Fig 7. CTCF peaks density and distribution differ in brain and Patski cells.

(A) Examples of Xi-preferred and both-preferred CTCF peaks distribution in three X chromosome regions (coordinates in million bp on top). The density of escape genes (purple dots, with total number under each region) is inversely related to the density of Xi-preferred (green) and both-preferred (brown) CTCF-binding peaks when comparing brain to Patski cells. (B) Allele-specific CTCF binding profiles around Kdm5c, a common escape gene flanked by Iqsec2 and Kantr. In brain where only Kdm5c escapes XCI, CTCF binding is present at the 5’ end of the gene at the transition (double star) between Kdm5c and Iqsec2 whose short and long transcripts are subject to XCI (see also S4A Fig). In Patski cells there is no such CTCF binding between Kdm5c and Iqsec2, which escapes XCI. CTCF also binds proximal of the Iqsec2 short transcript in both brain and Patski cells, which could represent a proximal boundary of an escape domain. (C) Similar analysis at a region around Rlim, a gene that escapes XCI in Patski cells but not in brain, while the adjacent gene Slc16a2 escapes XCI in both systems. A CTCF peak is present in the transition region only in brain. (D) Similar analysis in a region around Car5b, a gene that escapes XCI in Patski cells but not in brain (see also S4B Fig). CTCF binding peaks are located within the body of Car5b and in the transition between Car5b and Siah1b on the Xi in Patski cells. Genes that escape XCI are labeled orange and genes subject to XCI blue. Xa SNP reads are in blue and Xi SNP reads in green. Red stars indicate Xi- or both-preferred CTCF peaks on the Xi; one of the CTCF peaks is marked by a black star because it is present but was not called preferred at our cutoff.

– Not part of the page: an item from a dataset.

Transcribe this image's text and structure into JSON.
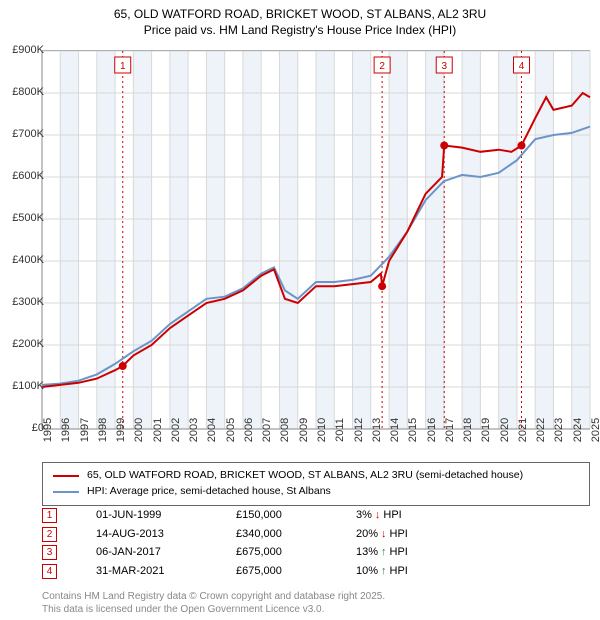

Fig 8. X chromosome escape maps differ between mouse tissues.

The position of genes that escape XCI using a ≥2 Xi-SRPM cutoff (black lines) is shown at left for three tissues (brain, ovary and spleen) from F1 mice analyzed in our study. Gene names are color-coded to reflect their classification into group 1 (green, common in at least two tissues) or group 2 (blue, brain-specific escape; red, spleen-specific; brown, ovary-specific) based on our criteria (see Table 1). Coordinates at left are based on UCSC genome build NCBI37/mm9. For comparison, the genes reported to escape XCI in sorted brain cells from a M. musculus x M. castaneus cross [25], and genes reported to escape imprinted XCI in mid-gestation placenta from a M. musculus x M. castaneus cross [24] are shown at right. Genes labeled green are common between studies.